Green Apple?

By 2010 70% of the first generation iPhones sold where no longer in use, instead they had become “e-waste”. In total E-waste now makes up around 5% of all waste, roughly the same volume as plastic bags, however electronics contain some of the most difficult and dangerous materials to dispose of. Apple products are the embodiment of “clean” design. When the original iPhone debuted in 2007 it was no exception. However underneath its sleek exterior the iPhone was far from “clean”, in fact it contained a range of toxic materials. These included Brominated Flame Retardants (BFR) and Poly Vinyl Chloride (PRC) that had already been phased out by other manufactures such as Nokia. The manufacture and disposal of PVC creates polychlorinated dibenzodioxins. These have been linked with thyroid disorders, damage to the immune systems, diabetes and a range of other health problems (dioxins where the chemical in the herbicide “Agent Orange” responsible for 100,000 of deaths and birth defects during and after the Vietnam War). Similar although less well researched concerns exist over the use of BFRs. Products containing significant amounts both chemicals have since been banned within the European Union.

Naturally the best course of action seems to be to recycle and in this respect Apple have made decent progress in rolling out an international take back scheme for their products. However the global reality of the electronics recycling industry is often far from green, simply recycling a phone is no guarantee it will not go on to harm people or the environment. If the toxins in electronics are dangerous during the manufacturing stage then they are even more so during disassembly. While the relationship between Apple and its suppliers is far from open it is a legal relationship and thus Apple can be directly linked to them. However, as we experienced first hand during the course of are investigation, the links with recyclers are far more tenuous. As we found out ourselves even Apples official region recycler, the Li Tong Group, would not comment when we spoke to them in person at their Hong Kong office. This lack of accountability is on of the biggest problems with the e-waste industry. Despite a myriad of international and national regulation NGOs such as, the Basel Action Network, have exposed that even apparently reputable companies are involved in the illegal export of e-waste to China.

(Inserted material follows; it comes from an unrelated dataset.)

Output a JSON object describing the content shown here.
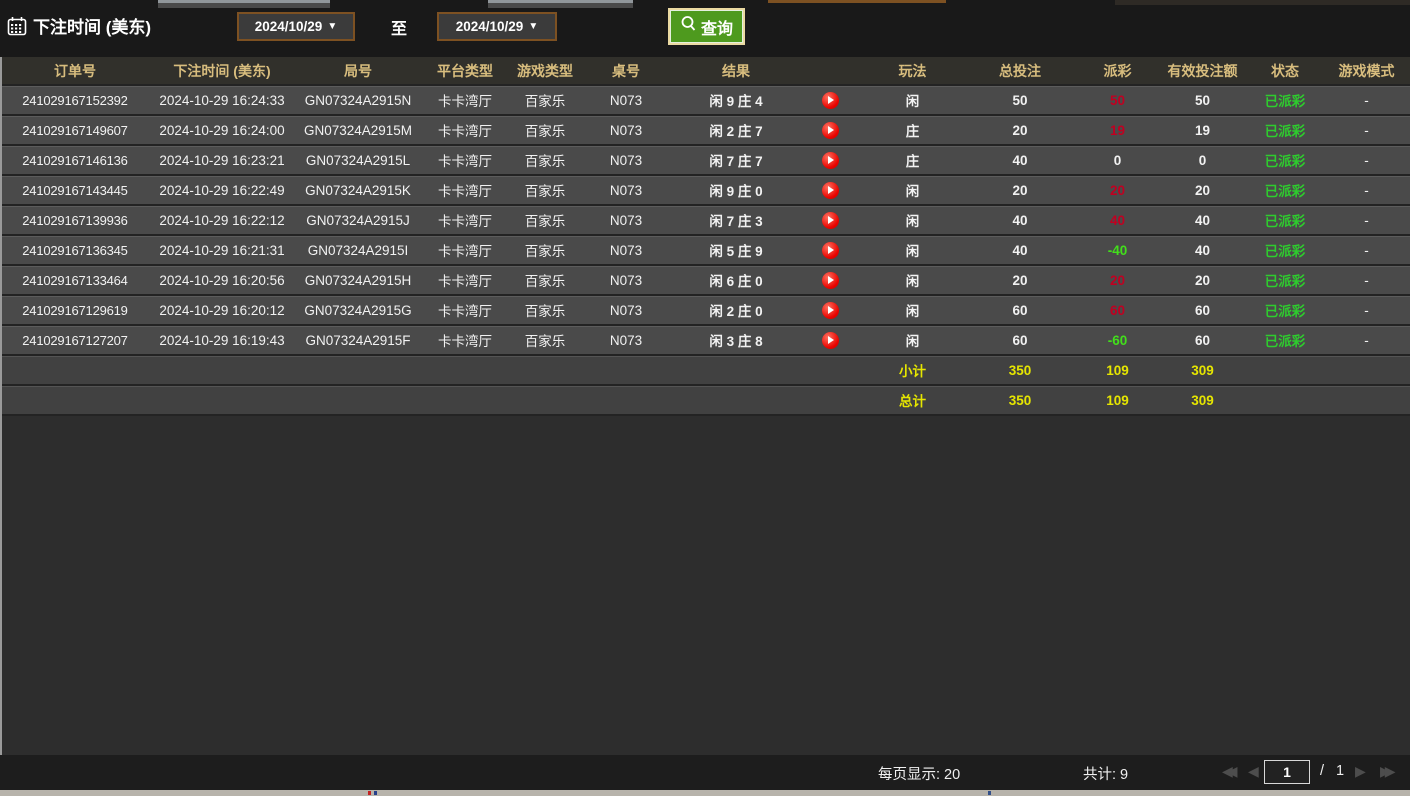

The problem is expounded by the existence of multiple informal channels of disposal. In Hong Kong anyone in the region of Causeway bay or Chunking Mansions will be able to sell their iPhone, weather functional or not, on the street. One buyer we spoke to simply said she sold them on. Working models are likely to enter the second-hand market. As for the damaged models the informality of these unofficial disposal channels makes them impossible to trace. This places Apple in a position of plausible deniability when it comes to the protection of people and the environment.

Nonetheless weather by formal or informal channels it is known that large volumes electronics often return to the countries from which their raw materials were drawn and components assembled, marking the completion of cycle. In towns such as Guiyu, in Guangdong province, electronics are broken up with valuable metals such as copper and gold being extracted and components such as microchips being removed for reuse. However recycling her is a small-scale informal business. Printed circuit boards heated on open fires and metals stripped in open vats of acid and those conducting this dirty work may not even be aware of the dangers involved.

Nonetheless it is important to remember that the recycling industry is the best possible way of disposing of electronics. Nor is it correct to assume that all Chinese recycling companies are inherently incapable of dealing with waste responsibly. What is needed is expansion of measures such as the Basel Action Networks e-Steward certification to help ensure the responsible conduct of all recyclers.